Opinion

May 19, 2014

SPLOST plans call for attention to detail

— The Whitfield County Board of Commissioners made seemingly official something they have been talking about for several months. They plan to call for a special election in March 2015 for a special purpose local option sales tax (SPLOST).

A SPLOST is a 1 percent sales tax, which would likely bring in some $17 million a year, that the county can use for capital spending. Commissioners haven’t yet developed a list of projects that it would fund. But they have been looking at a handful of areas: public safety, parks and recreation, and economic development.

Whitfield County voters haven’t always responded well to SPLOST requests by commissioners. They’ve voted down more SPLOST referendums than they have approved. As we’ve noted in the past, the SPLOSTs that have succeeded have had a couple of things in common: They have focused tightly on a handful of needs, and they have focused on projects that were widely regarded as needed. Most of the successful SPLOSTs have also been for only two or three years.

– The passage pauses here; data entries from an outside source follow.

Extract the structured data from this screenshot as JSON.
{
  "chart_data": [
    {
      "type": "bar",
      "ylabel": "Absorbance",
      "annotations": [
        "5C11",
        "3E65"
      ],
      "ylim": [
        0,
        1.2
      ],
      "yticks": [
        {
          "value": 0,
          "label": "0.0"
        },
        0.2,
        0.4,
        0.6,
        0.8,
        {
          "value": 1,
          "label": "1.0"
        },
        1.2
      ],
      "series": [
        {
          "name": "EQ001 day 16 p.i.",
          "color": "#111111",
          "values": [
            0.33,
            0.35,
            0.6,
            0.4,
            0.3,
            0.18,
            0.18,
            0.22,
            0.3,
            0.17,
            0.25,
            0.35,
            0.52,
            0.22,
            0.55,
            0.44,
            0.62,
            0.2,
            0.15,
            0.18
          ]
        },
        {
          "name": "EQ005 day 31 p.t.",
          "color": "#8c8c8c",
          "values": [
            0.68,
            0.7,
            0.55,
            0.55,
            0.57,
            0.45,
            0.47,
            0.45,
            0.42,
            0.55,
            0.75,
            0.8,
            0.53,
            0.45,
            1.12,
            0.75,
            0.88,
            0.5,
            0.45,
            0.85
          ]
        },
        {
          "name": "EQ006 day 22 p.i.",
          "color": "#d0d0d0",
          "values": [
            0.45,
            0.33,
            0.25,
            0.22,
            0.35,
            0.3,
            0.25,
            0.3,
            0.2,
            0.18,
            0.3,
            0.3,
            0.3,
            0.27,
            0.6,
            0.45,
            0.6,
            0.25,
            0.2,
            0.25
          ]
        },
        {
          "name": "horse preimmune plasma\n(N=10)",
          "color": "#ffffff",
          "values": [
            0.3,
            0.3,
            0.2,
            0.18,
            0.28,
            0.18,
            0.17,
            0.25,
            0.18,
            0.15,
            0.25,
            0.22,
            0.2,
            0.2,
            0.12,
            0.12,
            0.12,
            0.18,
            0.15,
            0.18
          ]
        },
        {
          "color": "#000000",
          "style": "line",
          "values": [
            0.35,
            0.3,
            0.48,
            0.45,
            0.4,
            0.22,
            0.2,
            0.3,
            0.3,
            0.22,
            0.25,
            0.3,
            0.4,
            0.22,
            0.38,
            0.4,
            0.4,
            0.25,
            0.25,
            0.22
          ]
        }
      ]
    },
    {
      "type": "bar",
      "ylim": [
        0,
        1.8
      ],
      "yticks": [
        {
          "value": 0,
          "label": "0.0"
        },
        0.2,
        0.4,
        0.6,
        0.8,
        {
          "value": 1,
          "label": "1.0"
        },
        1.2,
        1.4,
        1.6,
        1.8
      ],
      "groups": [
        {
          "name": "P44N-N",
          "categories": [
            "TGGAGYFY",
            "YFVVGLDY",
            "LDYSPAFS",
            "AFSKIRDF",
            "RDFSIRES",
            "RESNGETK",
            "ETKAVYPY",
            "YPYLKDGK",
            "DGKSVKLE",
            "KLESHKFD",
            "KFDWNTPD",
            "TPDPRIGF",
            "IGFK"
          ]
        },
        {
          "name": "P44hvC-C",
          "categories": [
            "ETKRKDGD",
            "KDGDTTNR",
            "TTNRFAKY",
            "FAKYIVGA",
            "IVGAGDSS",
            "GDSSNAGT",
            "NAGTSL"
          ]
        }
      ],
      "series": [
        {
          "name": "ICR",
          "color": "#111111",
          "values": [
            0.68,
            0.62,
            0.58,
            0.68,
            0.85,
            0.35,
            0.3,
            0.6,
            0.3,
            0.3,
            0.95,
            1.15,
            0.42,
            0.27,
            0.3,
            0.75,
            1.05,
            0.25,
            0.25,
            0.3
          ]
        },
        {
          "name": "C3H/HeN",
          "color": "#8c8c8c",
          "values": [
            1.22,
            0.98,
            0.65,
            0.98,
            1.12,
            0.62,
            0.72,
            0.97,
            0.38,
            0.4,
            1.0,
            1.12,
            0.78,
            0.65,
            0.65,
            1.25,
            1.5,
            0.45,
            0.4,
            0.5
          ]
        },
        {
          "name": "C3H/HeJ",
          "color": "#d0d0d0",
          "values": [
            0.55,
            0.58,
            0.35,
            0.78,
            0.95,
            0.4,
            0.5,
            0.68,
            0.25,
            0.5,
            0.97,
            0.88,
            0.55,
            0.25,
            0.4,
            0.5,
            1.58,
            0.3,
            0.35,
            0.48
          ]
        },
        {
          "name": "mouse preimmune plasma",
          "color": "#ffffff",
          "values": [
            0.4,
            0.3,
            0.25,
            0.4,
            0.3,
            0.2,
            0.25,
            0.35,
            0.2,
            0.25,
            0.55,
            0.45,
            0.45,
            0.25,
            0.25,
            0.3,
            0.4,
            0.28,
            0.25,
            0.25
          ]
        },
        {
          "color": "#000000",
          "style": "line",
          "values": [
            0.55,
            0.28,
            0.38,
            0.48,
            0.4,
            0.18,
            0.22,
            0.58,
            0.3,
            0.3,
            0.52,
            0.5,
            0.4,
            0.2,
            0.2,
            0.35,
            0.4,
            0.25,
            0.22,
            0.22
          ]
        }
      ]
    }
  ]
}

With that in mind, commissioners should tread carefully in calling for this SPLOST. Placing items on it that have less than near-universal support could well doom it. They have to ask themselves whether it’s better to ask for a few items that voters would almost certainly approve or put together a larger list that risks defeat. We’d advise them to do the former.

And the Dalton City Council has to make a tough decision as well. The city would get a share of SPLOST funds if it passes. So will council members support this SPLOST? Or will they oppose it? And if they oppose it, will they act to undermine support for it by, say, placing a project on the list that is certain to cause voters to vote against it?

We submit that, even if council members ultimately oppose the SPLOST they should try to put together a legitimate list of projects they would fund.

Local officials have several months to put their plans together. That’s plenty of time to put together a tightly focused, limited SPLOST that will take care of the county’s highest needs.